4.    Text und Data Mining
Verfahren des Text- und Data Mining für bereits erworbene Materialien (Lizenzierungen) müssen erlaubt sein.  Die technischen und rechtlichen Rahmenbedingungen hierfür sind zu regeln. Es muss möglich sein, Daten aus von Verlagen erworbenen Datenbanken unterschiedlicher Inhalte auch für Massenanalysen zu verwenden. Gerade für neue Forschungsformen wie etwa die Lebenswissenschaften oder Digital Humanities ist dies von entscheidender Bedeutung.

HRK und dbv unterstützen im Interesse ihrer Millionen Nutzerinnen und Nutzer diese wichtige und ausgewogene Reform. Ein Scheitern aufgrund von Partikularinteressen hätte große Behinderungen und Einschränkungen für die effiziente sowie innovative Lehre und Forschung auch bei Studium und Lebenslangem Lernen zur Folge. Die Reform ist auch notwendig, um die gesellschaftliche Akzeptanz des Urheberrechts, das vielfach als „Verhinderungsrecht“ gesehen wird, zu verbessern und illegale Nutzungen zu Gunsten aller Beteiligten zu minimieren.

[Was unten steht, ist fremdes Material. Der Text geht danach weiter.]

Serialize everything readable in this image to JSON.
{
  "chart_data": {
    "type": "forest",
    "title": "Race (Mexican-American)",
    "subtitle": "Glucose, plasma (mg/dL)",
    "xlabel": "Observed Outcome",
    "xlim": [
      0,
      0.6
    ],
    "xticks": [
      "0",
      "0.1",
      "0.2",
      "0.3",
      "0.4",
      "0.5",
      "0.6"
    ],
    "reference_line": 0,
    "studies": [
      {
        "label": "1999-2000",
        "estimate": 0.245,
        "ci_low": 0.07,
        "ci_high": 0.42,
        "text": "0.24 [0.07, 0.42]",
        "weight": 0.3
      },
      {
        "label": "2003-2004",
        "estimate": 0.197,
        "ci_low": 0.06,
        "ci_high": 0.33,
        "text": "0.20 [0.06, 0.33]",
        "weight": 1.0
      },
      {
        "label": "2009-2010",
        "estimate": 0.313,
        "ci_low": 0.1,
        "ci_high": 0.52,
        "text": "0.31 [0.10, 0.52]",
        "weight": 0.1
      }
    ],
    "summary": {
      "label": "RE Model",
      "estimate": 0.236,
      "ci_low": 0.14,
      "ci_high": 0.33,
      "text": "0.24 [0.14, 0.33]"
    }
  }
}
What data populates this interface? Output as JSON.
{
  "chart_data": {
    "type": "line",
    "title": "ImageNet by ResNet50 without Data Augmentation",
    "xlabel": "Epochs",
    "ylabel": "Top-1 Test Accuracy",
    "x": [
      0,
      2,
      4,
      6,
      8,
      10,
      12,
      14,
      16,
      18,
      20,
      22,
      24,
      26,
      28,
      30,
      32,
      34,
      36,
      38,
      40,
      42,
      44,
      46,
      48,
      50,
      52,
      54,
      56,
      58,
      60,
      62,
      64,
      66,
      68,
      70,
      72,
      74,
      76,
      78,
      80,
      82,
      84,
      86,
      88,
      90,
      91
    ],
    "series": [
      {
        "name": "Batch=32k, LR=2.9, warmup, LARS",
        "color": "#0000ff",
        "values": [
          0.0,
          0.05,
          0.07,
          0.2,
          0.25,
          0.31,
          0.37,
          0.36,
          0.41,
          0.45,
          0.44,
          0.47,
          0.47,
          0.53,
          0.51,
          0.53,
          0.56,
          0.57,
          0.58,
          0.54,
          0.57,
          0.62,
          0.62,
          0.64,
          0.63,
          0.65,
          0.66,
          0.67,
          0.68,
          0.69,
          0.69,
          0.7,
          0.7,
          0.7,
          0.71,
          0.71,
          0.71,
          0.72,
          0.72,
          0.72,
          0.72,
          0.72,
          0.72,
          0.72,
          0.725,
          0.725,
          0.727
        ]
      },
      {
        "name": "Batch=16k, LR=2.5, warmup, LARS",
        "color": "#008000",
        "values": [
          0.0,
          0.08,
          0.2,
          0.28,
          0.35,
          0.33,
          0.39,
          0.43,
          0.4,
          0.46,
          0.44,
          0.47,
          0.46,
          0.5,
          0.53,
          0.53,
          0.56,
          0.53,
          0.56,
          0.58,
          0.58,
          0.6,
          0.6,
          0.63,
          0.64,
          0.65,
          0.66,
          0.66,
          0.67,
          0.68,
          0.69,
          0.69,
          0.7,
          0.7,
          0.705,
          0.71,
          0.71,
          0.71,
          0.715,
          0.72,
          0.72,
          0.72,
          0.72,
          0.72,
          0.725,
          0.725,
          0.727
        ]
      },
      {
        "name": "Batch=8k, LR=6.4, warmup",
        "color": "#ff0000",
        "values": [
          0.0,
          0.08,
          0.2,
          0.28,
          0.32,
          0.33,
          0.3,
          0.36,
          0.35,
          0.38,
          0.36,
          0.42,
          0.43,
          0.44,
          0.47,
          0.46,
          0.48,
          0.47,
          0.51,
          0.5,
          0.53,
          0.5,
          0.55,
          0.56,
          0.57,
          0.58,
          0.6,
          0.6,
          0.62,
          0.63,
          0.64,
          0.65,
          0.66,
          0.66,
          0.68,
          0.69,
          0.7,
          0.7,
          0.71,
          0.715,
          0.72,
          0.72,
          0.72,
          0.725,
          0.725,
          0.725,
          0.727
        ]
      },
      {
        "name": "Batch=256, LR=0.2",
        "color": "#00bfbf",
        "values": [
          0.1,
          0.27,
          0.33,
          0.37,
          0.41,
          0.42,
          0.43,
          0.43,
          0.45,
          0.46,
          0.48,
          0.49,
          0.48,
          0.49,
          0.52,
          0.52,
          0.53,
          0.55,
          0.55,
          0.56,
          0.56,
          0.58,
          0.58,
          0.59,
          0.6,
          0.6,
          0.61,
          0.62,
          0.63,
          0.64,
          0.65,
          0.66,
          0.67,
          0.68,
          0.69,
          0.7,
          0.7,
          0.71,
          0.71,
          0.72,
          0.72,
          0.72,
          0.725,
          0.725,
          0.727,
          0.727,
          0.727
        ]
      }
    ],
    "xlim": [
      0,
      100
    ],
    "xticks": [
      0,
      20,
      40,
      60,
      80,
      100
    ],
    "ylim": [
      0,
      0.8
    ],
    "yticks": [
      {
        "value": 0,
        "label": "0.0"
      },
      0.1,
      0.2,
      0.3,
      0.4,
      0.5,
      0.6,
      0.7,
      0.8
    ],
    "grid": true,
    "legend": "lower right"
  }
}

Bund, Länder und Kommunen geben derzeit etwas mehr als eine Milliarde Euro pro Jahr für die Zugänglichmachung von urheberrechtlich geschützten Werken im Wissenschaftsbereich aus. Davon werden nur rund 2,5 Prozent, nämlich etwa 26,5 Mio. Euro, über Verwertungsgesellschaften ausgezahlt; die überwältigende Restsumme geht direkt an den herstellenden und verbreitenden Buchhandel. Auch nach einer Umsetzung der Urheberrechtsreform ist nicht zu erwarten, dass die Ausgaben für wissenschaftliche Literatur in den nächsten Jahren sinken werden.